Cette puissante beauté nous est donnée à contempler dans l’étrangeté de l’âge. Une musique atmosphérique accompagne la performeuse nue, qui habite son histoire : Ange respire, raconte, Angélique chante et donne même l’écho de sa voix en ventriloque. Le thème du dédoublement est omniprésent : déshabillée, rhabillée à moitié comme une poupée, elle s’invente, s’interprète, se prête à toutes les fictions. La poésie de ce corps présent s’élève dans un bouquet de sons et de mots.

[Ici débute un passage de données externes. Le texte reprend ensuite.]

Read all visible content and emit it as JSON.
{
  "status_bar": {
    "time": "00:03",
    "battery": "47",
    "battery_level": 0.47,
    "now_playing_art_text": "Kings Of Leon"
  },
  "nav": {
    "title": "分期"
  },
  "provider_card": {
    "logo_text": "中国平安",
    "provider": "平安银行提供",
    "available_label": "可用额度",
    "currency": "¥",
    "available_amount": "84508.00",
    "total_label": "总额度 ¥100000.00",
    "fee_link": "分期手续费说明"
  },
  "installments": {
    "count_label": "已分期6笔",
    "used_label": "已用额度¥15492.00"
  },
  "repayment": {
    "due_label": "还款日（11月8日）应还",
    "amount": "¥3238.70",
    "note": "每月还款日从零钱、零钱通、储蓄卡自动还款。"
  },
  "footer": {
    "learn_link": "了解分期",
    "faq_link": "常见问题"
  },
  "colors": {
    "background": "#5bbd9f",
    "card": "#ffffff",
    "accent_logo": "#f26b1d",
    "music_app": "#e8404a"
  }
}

Puiser sans épuiser la réalité de l’expérience

Le public est invité à se glisser à côté de l’interprète sans être envahi par son histoire personnelle. L’autofiction estompe ainsi les frontières de l’ego, sans que l’expérience ne perde sa force : l’eau d’un sceau renversée sur l’héroïne silencieuse, victime d’un homme à moustache, symbolise assez bien l’action lustrale de la solidarité féminine. Un personnage secondaire muet l’incarne : il s’agit peut-être d’un enfant ou bien d’une jeune personne attentive à dispenser soin, douceur et réconfort. 

Un air de blues s’élève vers la fin, prière que scande le jeu de la batterie, comme au début de la pièce : « If love is a sweet passion, why does it torment ? Oh, tell me when comes my content? » La partition de ce refrain sonne juste, et Willkie livre ici une explosion ultime de sa réverbérante émotion.

01-angelique-willkie-kevin-calixte_0

Ce féminin assumé, profond et intemporel, a sa place dans l’œuvre de Demers, qui prouve la force créatrice des femmes, de La Goddam Voie lactée à Icône pop, en passant par Cabaret noir, consacré aux préjugés racistes. Les coups martelent de rythme l’espace psychique et physique comme une sommation à franchir les questions de genre, les limites sociales, à abolir les soumissions et les conditionnements inconscients. L’intersectionnalité se déploie dans le solo et dans le transfert de ces femmes entre elles.

Portrait à quatre mains

Ce qui parle au public, c’est « l’urgence-là, une capacité d’improviser, de ne pas se figer à une forme, d’être dans une certaine fluidité », écrit Willkie dans le livret de Cabaret noir. La fluidité à laquelle elle pense est avant tout une complicité humaine : ces collaboratrices ne sont-elles pas à la fois performeuses et amies ? On peut toujours aller plus loin en soi et vers autrui. À l’heure où se posent de façon si aiguë les questions de genre, où l’image de chacun·e est socialement contextualisée, où il importe de faire cesser les soumissions – sont-elles seulement féminines ? –  face au machisme historique et aux conditionnements inconscients, il est urgent, en effet, de présenter ainsi une grande palette de nuances.

La confession est habituellement suivie d’un pardon. Ici, le désastre est plus grand que le réquisitoire. À combattre le refoulé, l’interdit, le négligé, le décrié, Willkie donne à sa personnalité scénique une immense enveloppe corporelle dans laquelle nous inclure.